É preciso, primeiro, entender que a proposta de Guimarães se encaixa com perfeição em um cenário político em que as forças que ele enaltece, como “heróis” da luta contra o bolsonarismo são, na verdade, os maiores responsáveis pelo aprofundamento da crise política e social do Brasil. Dentre esses “heróis”, destaca-se Alexandre de Moraes, hoje ministro do Supremo Tribunal Federal (STF) e figura central no golpe que impediu Lula de ser candidato em 2018.
Importante lembrar que Moraes foi, até 2016, secretário de Segurança Pública de Geraldo Alckmin, à época governador de São Paulo. Durante seu comando da máquina de matar pobres em escala industrial, foi responsável pela repressão feroz contra os estudantes secundaristas, que se mobilizaram contra a tentativa de Alckmin de fechar escolas.
A repressão brutal a esses jovens demonstra o verdadeiro caráter da política de Moraes, incluindo o seu apreço pela “democracia”. Longe de ser um aliado da classe trabalhadora, Moraes é um elemento chave da estrutura golpista que, sob a égide do PSDB e da falida direita tradicional, é diretamente responsável pela atual conjuntura política.
Além disso, ao apoiar o fortalecimento do sistema judiciário e suas esferas de repressão, como a Polícia Federal e o Ministério Público, Guimarães parece ignorar os efeitos destrutivos que essa política pode gerar. Quando Lula foi preso em 2018, ele se encontrava em uma posição favorável para vencer as eleições no primeiro turno, mas foi barrado pela ação desses mesmos órgãos, que agiram não apenas para neutralizar sua candidatura, mas para deslegitimar todo o campo da esquerda.
Ocorre que é exatamente esse tipo de repressão judicial que se fortalece com as ações das figuras exaltadas por Guimarães.

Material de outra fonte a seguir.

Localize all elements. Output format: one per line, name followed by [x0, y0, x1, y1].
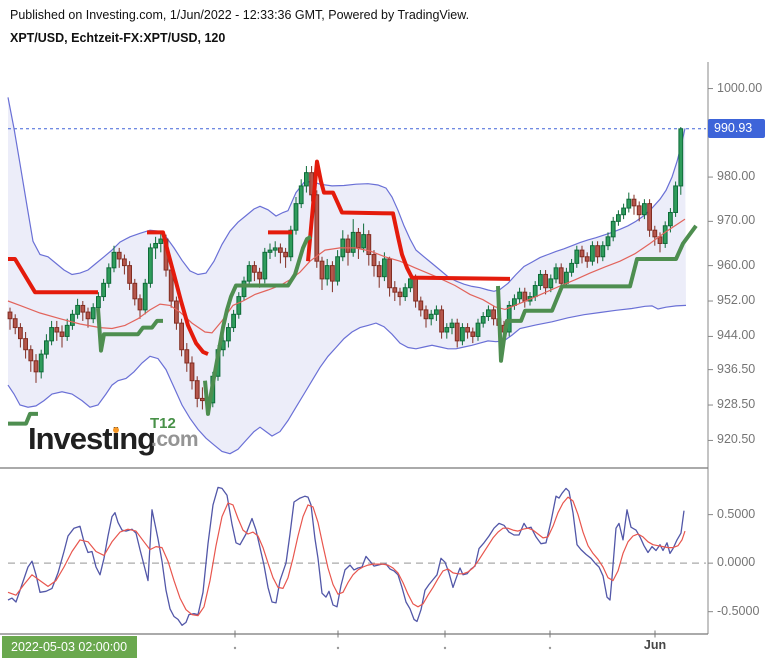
price-tick-label: 952.00	[717, 293, 756, 308]
price-tick-label: 970.00	[717, 213, 756, 228]
watermark-brand-text: Investing	[28, 421, 156, 456]
published-info-line: Published on Investing.com, 1/Jun/2022 -…	[10, 8, 470, 22]
green-trend-stop-line	[8, 224, 698, 426]
oscillator-signal-line	[7, 496, 686, 617]
time-axis-ticks	[233, 630, 656, 650]
watermark-domain-text: .com	[151, 428, 199, 451]
price-tick-label: 928.50	[717, 397, 756, 412]
logo-orange-dot-icon	[113, 427, 119, 433]
price-tick-label: 1000.00	[717, 80, 763, 95]
price-tick-label: 936.50	[717, 361, 756, 376]
time-tick-month-label: Jun	[643, 638, 667, 652]
bollinger-band-fill	[8, 97, 686, 454]
price-tick-label: 920.50	[717, 432, 756, 447]
oscillator-tick-label: 0.0000	[717, 555, 756, 570]
oscillator-main-line	[7, 486, 685, 626]
watermark-t12-text: T12	[150, 415, 176, 432]
chart-start-time-badge: 2022-05-03 02:00:00	[2, 636, 138, 658]
bollinger-upper-line	[7, 97, 686, 292]
price-tick-label: 960.00	[717, 257, 756, 272]
axes-frame	[0, 62, 709, 635]
oscillator-tick-label: -0.5000	[717, 603, 760, 618]
oscillator-tick-label: 0.5000	[717, 506, 756, 521]
bollinger-lower-line	[7, 304, 687, 455]
red-trend-stop-line	[8, 159, 511, 356]
price-tick-label: 944.00	[717, 328, 756, 343]
last-price-badge: 990.93	[708, 119, 765, 139]
sma-line	[7, 218, 686, 334]
price-tick-label: 980.00	[717, 169, 756, 184]
candlesticks	[7, 127, 684, 414]
price-axis-ticks	[708, 88, 713, 613]
investing-com-watermark: Investing T12 .com	[28, 415, 199, 457]
symbol-title: XPT/USD, Echtzeit-FX:XPT/USD, 120	[10, 31, 226, 45]
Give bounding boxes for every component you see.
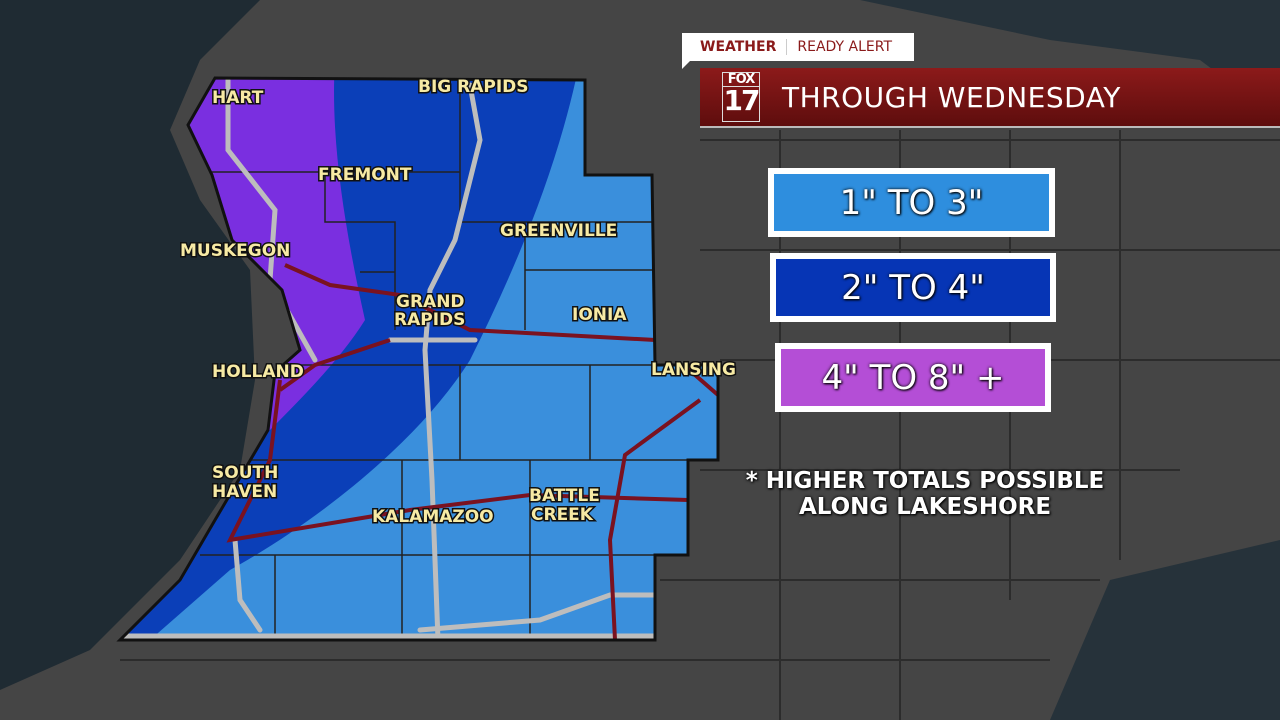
legend-4-8: 4" TO 8" +	[775, 343, 1051, 412]
legend-1-3: 1" TO 3"	[768, 168, 1055, 237]
weather-ready-alert-tag: WEATHER READY ALERT	[682, 33, 914, 69]
city-south: SOUTH	[212, 463, 278, 483]
tag-weather: WEATHER	[700, 39, 777, 55]
city-hart: HART	[212, 88, 264, 108]
city-haven: HAVEN	[212, 482, 277, 502]
city-big-rapids: BIG RAPIDS	[418, 77, 529, 97]
city-labels: HART BIG RAPIDS FREMONT GREENVILLE MUSKE…	[179, 76, 738, 529]
tag-ready-alert: READY ALERT	[797, 39, 893, 55]
county-borders	[200, 80, 718, 640]
city-creek: CREEK	[531, 505, 594, 525]
note-line-2: ALONG LAKESHORE	[798, 494, 1052, 520]
lake-huron	[860, 0, 1280, 120]
fox17-logo: FOX 17	[722, 72, 760, 122]
logo-17: 17	[723, 84, 761, 117]
title-banner: FOX 17 THROUGH WEDNESDAY	[700, 68, 1280, 128]
legend-2-4: 2" TO 4"	[770, 253, 1056, 322]
tag-divider	[786, 39, 788, 55]
lake-erie	[1050, 540, 1280, 720]
legend-label: 4" TO 8" +	[821, 357, 1005, 398]
city-fremont: FREMONT	[318, 165, 412, 185]
city-ionia: IONIA	[572, 305, 627, 325]
city-battle: BATTLE	[529, 486, 600, 506]
city-rapids: RAPIDS	[394, 310, 465, 330]
lakeshore-note: * HIGHER TOTALS POSSIBLE ALONG LAKESHORE	[730, 468, 1120, 520]
city-kalamazoo: KALAMAZOO	[372, 507, 494, 527]
city-greenville: GREENVILLE	[500, 221, 617, 241]
logo-fox: FOX	[723, 73, 759, 87]
note-line-1: * HIGHER TOTALS POSSIBLE	[745, 468, 1105, 494]
page-title: THROUGH WEDNESDAY	[782, 80, 1121, 114]
city-lansing: LANSING	[651, 360, 736, 380]
city-holland: HOLLAND	[212, 362, 304, 382]
lake-michigan	[0, 0, 260, 690]
city-grand: GRAND	[396, 292, 465, 312]
legend-label: 2" TO 4"	[841, 267, 985, 308]
city-muskegon: MUSKEGON	[180, 241, 290, 261]
tag-tail	[682, 61, 690, 69]
legend-label: 1" TO 3"	[839, 182, 984, 223]
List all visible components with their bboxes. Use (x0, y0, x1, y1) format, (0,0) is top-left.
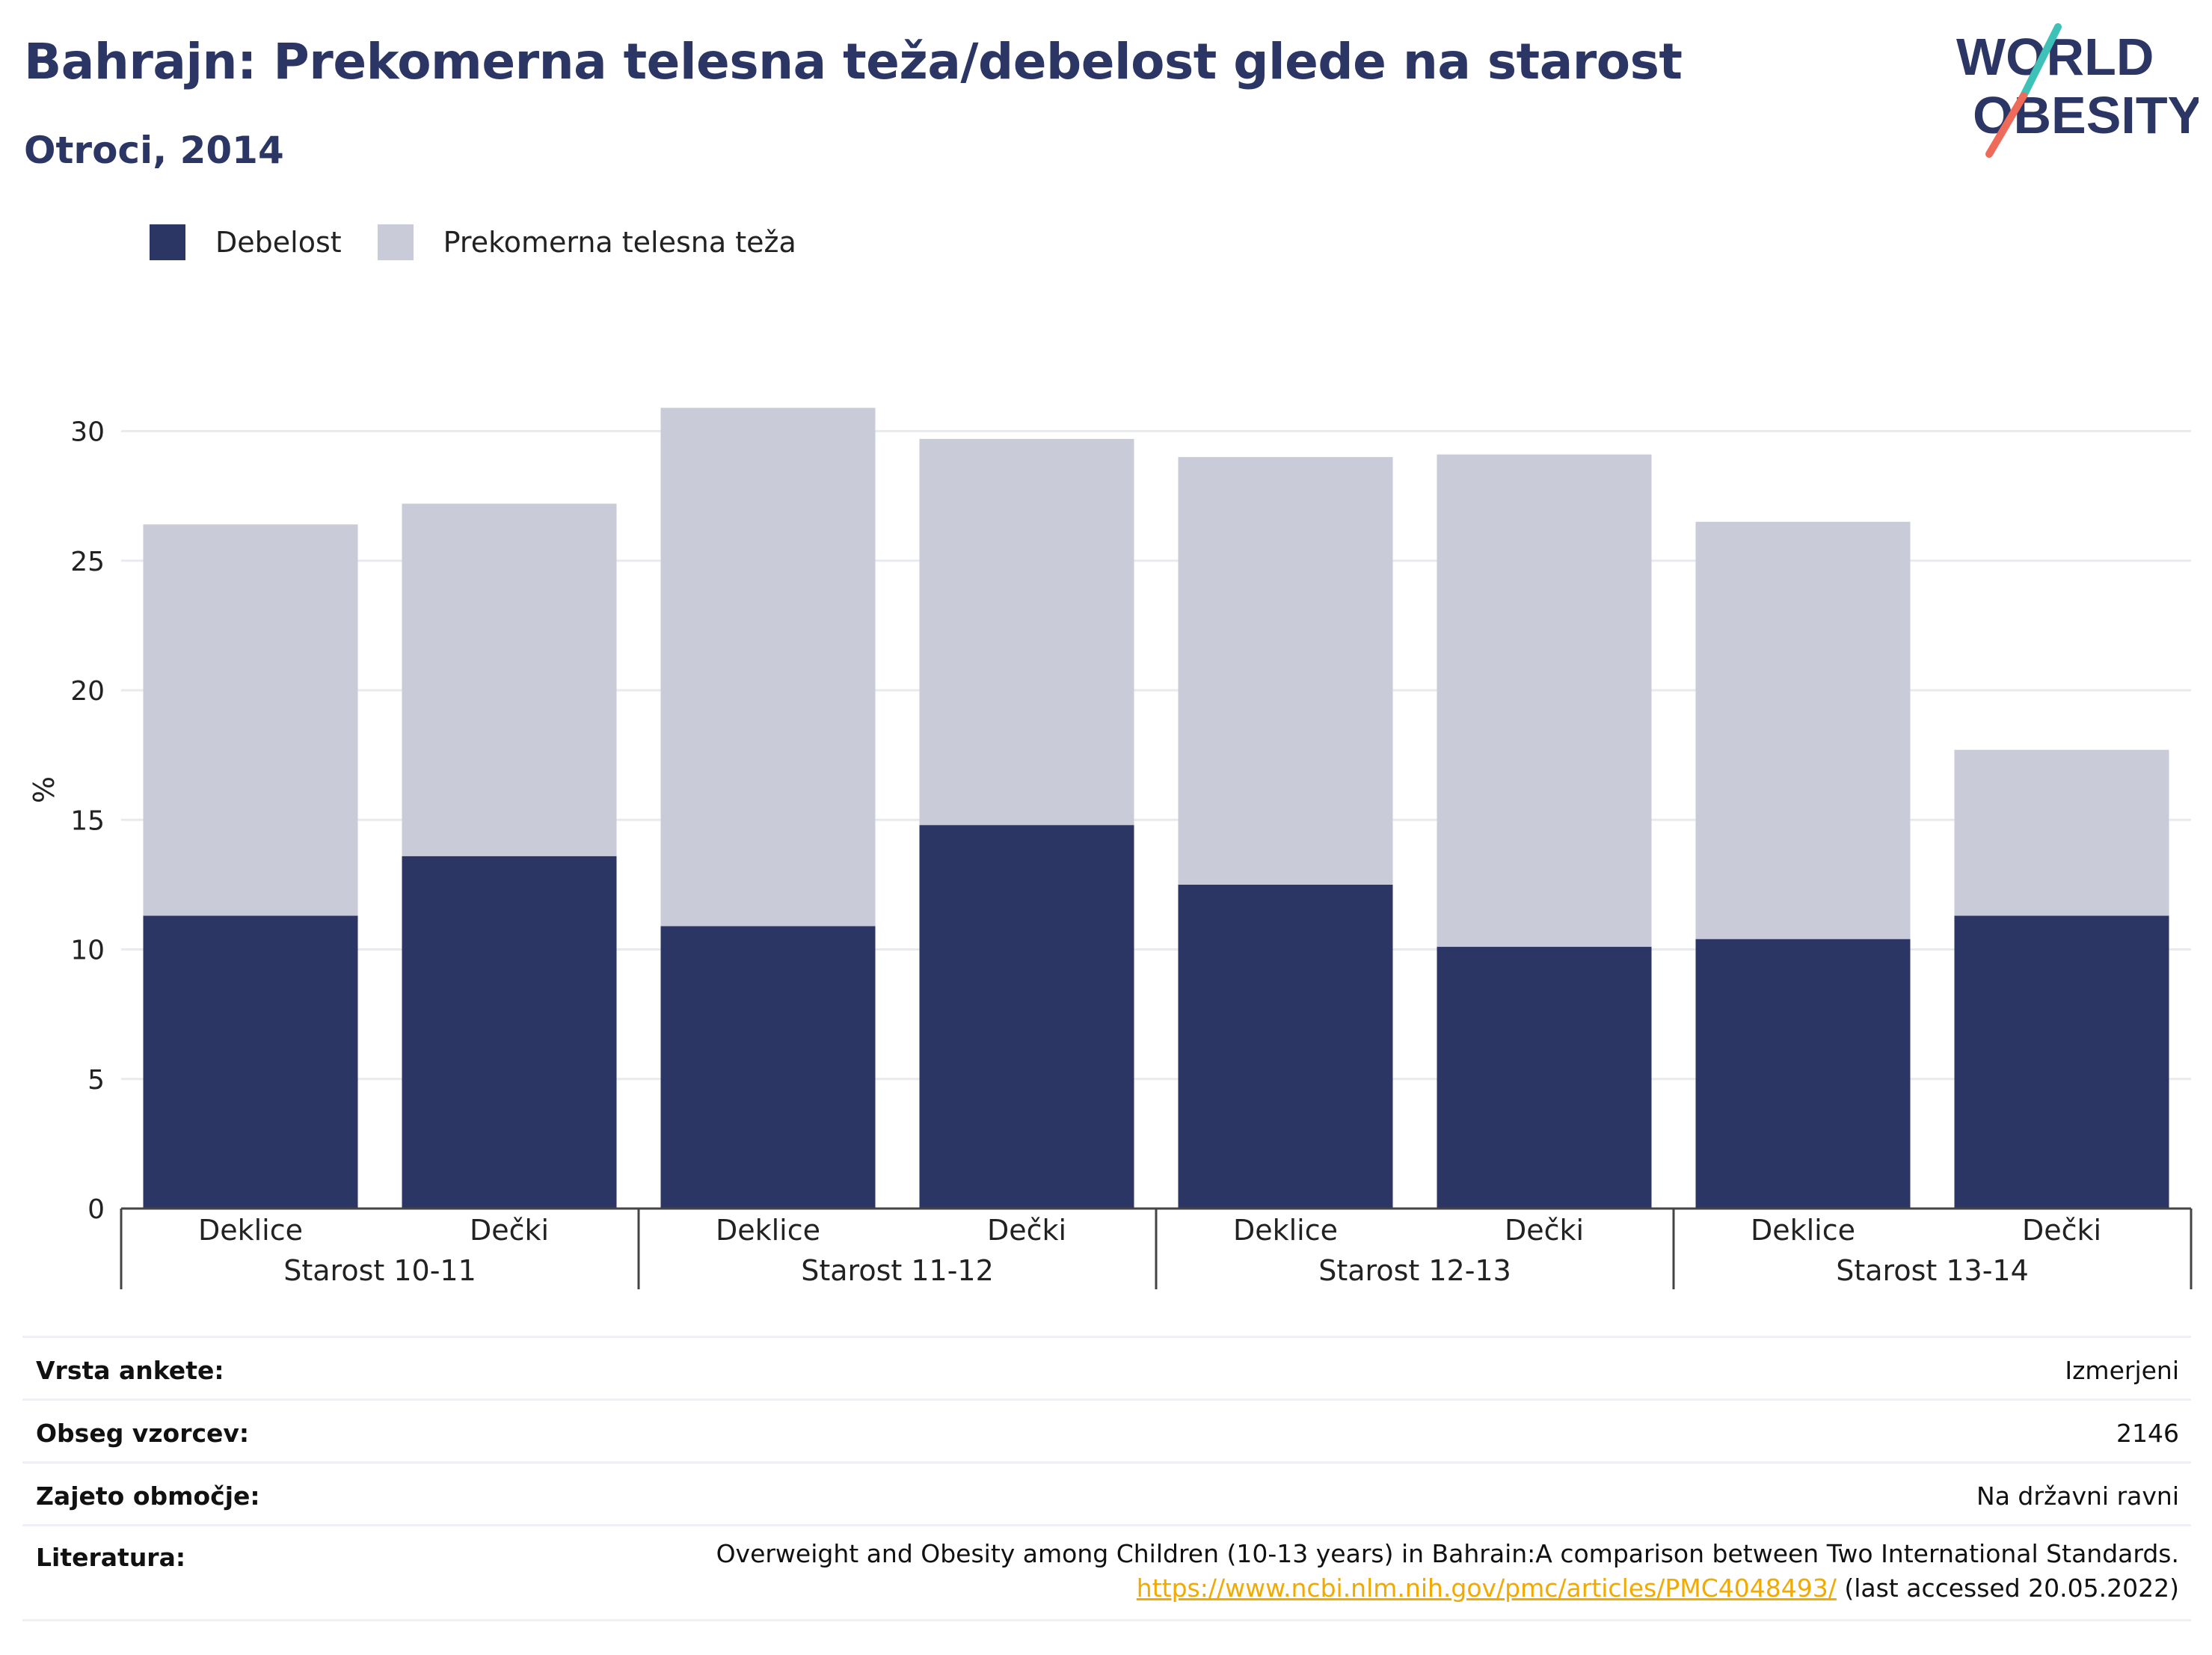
y-tick-label: 30 (70, 417, 105, 448)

A tentativa de atacar Bolsonaro por esse expediente, longe de produzir o efeito desejado, terá como efeito colateral inevitável o fortalecimento do próprio bolsonarismo, com a crescente radicalização de suas bases, o que culminaria em uma situação ainda mais explosiva para a esquerda.
Por fim, o que está em jogo é a própria possibilidade de a esquerda recuperar sua força e construir um projeto popular e progressista. O problema não é só o bolsonarismo em si, mas o terreno fértil que a política da “bancada judicial” tem criado para o crescimento da direita.
Para vencer a ofensiva fascista, é preciso compreender que o bolsonarismo não é apenas uma ameaça de uma pessoa, um partido ou um grupo isolado, mas um fenômeno social que se alimenta de um ambiente da crise geral do capitalismo e não encontra outra solução para sobreviver, exceto aumentar a espoliação e a repressão contra o povo. A luta contra o bolsonarismo, portanto, não pode ser feita por aqueles que, ao longo dos últimos anos, tiveram papel central na desestabilização das forças progressistas no Brasil.
A verdadeira luta deve se dar contra toda a direita, incluindo os responsáveis pela ascensão do PSDB, que com sua política neoliberal e autoritária, construiu a base para o golpe de 2016 e a ascensão de Bolsonaro. Se a esquerda não tomar cuidado, ao se aliar ao que há de mais reacionário no País, não só estará enfraquecendo seu próprio campo, mas também será utilizada como correia de transmissão da política dos monopólios internacionais em primeiro lugar e da burguesia nacional.
Em última instância, é necessário entender que a verdadeira força da esquerda vem da mobilização popular, que se organiza pela defesa dos direitos concretos da população, como salários, empregos e acesso a serviços essenciais, além do enfrentamento dos crimes cometidos pelo bolsonarismo, como a gestão da pandemia e a privatização de setores estratégicos. Apenas dessa forma, a esquerda poderá contar com o apoio do povo e não cair na armadilha de reforçar ainda mais a direita, ressuscitar o PSDB e com ele, a direita tradicional e verdadeiramente golpista.